Key offseason acquisitions have also been consistent while coming off the bench. Ersan Ilyasova, Pat Connaughton, and Donte DiVincenzo have been reliable in outplaying other teams’ bench units. This season they are averaging 7.8, 7.3, and 6.4 points per game respectively.
Those three could be considered as direct replacements for Jabari Parker, and they provide the Bucks with floor spacing and, as an added bonus to Parker, defense. The Bucks effectively swapped out one good player for three solid players. The bench has thrived because of it.
Tony Snell and John Henson round out the Bucks’ usual bench that has been superb, and both are putting up solid numbers off the bench. Snell is still bringing the same 3-and-D presence he had last season by shooting the three-ball at a 45 percent clip.
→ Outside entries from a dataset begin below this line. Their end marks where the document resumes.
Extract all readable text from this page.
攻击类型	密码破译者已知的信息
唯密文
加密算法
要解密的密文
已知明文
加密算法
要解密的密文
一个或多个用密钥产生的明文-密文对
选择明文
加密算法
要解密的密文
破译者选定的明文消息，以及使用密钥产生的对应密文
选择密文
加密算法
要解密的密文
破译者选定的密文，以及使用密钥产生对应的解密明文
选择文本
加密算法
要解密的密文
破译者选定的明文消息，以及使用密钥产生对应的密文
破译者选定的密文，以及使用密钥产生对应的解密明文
Unexpectedly, Henson has also added a decent three-point shot to his arsenal this season.
This addition allows Henson to be of more use to the team now, and could possibly save his long-term career. Unfortunately, Henson will be out for the next couple of months but could still be valuable to the team in the playoffs. The duo of Christian Wood and Thon Maker are expected to pick up Henson’s duties.
This team effort to put up big numbers offensively helps to relieve the pressure on Antetokounmpo and Middleton, and in effect it tells the story of how a player like Parker has been replaced. While it is hard to replace someone of Parker’s offensive talent, it helps when the responsibility does not fall on just a couple of players.
Instead, the Bucks have focused on building a more talented supporting cast overall, and have implemented a much more prolific style of play under the guidance of coach Mike Budenholzer.
In line with Budenholzer’s former teams, in spite of an abundance of individual talent, the Bucks are very much focused on putting the team first following Parker’s departure. The early results suggest that’s been a wise move and there’s no reason to believe it won’t be sustainable.